以前は決して来ないことはなかっただけに、ひどくがっかりしてしまった。

靴をはいたままベッドに寝そべって天井をじっと見つめた。

ローザが店の鍵をもう一つ別に持っているということで馬鹿にされてきて、そして今は見捨てられているお人好しの彼は心を痛めた。

考えれば考えるだけ傷つかねばならなかった。

眠れないほど頭痛がして、そして急に眠ったかと思うとすぐ目が覚めた。

消え入りそうな悲しさで目が覚めるのだ。

ダムが刑務所を出たあと、どこか知らないところへ行ってしまったことをふと想った。

たとえば、あの55ドルを持って逃げ出したとして、どこかで彼にめぐり逢うことがあるだろうか。

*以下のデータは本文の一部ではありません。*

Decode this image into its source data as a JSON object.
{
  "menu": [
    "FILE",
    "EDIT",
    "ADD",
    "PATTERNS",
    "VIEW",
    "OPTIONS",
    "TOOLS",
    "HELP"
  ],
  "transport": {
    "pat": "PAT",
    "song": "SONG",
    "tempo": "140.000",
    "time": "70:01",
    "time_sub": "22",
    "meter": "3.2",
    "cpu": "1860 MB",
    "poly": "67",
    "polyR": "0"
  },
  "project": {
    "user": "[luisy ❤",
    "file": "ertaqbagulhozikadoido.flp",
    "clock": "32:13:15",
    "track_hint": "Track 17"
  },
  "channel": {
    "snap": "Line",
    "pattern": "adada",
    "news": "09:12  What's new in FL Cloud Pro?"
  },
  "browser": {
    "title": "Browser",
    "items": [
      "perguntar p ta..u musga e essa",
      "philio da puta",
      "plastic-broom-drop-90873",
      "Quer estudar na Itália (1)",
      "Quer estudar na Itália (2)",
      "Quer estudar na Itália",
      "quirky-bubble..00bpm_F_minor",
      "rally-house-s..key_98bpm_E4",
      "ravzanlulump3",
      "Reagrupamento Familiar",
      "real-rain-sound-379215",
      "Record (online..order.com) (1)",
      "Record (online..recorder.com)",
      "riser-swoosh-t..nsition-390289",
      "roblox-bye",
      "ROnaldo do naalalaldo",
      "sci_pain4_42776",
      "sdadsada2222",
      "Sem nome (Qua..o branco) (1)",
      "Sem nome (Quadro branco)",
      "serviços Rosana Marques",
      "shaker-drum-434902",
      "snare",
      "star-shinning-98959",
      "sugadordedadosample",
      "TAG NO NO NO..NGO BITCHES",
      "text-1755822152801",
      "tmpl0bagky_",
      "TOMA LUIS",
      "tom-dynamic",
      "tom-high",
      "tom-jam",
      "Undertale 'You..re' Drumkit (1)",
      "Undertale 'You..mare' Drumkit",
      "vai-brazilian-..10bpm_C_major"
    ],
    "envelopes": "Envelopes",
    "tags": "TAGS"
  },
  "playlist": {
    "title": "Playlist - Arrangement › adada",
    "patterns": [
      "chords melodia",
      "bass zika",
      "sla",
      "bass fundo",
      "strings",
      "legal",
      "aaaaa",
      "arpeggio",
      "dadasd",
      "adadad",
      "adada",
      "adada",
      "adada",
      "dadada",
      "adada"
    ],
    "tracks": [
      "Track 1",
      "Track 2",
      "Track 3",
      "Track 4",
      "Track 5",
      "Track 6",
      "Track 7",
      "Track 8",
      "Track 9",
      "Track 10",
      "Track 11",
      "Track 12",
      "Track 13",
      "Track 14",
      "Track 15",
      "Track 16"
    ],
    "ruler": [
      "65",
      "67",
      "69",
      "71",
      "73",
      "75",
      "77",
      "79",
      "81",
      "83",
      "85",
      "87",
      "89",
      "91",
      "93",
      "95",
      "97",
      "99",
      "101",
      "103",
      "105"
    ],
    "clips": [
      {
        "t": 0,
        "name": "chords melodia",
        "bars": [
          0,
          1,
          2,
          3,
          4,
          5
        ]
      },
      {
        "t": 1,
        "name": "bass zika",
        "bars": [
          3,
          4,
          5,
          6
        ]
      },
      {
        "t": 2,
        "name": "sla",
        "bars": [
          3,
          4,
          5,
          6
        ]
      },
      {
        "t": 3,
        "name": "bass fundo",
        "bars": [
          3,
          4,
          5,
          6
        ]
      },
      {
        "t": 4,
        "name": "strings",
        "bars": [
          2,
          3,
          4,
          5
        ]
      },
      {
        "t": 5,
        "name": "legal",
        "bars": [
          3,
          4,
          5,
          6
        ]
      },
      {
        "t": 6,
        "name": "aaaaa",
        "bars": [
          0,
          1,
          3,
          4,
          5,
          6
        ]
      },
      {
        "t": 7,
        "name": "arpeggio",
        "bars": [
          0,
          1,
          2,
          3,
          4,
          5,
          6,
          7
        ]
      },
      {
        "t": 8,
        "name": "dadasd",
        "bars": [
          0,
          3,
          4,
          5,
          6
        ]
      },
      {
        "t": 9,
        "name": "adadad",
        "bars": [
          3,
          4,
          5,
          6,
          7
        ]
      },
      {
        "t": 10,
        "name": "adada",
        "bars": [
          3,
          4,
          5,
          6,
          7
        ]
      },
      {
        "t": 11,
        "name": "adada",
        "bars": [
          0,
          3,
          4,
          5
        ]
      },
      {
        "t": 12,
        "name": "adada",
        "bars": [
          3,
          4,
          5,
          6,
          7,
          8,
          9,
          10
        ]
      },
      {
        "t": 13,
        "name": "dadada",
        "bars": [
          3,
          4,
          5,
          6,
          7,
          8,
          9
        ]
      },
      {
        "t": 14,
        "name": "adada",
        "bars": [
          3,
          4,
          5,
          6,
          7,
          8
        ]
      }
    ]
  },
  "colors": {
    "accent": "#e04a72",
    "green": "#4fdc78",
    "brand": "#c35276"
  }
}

ダムは愉快な中年男だったが、会ったとしても自分は彼のことがわからないかも知れない。

人生を想った。

人は、望むところのものが現実にはかなえられないのだ。

どんなに一生懸命やっても、思い違いをして誤ちから逃れられはしない。

監獄の中にいるため外界の大空や大海を見ることができないのだ、

ただ誰も監獄とは言わないだけで、たとえ人生に監獄という名をつけたとしても、その中にいる人には理解できないのだ。

憂うつな大気が彼を落ち着かせた。

自分自身にも他人にも想いやりとかいたわりの気持ちを持つことなく、横たわって動かなかった。

だが、1階へ降りた時、ローザにうるさく言われず長く自由な時間を持ったことを皮肉にも面白いと思うことになった。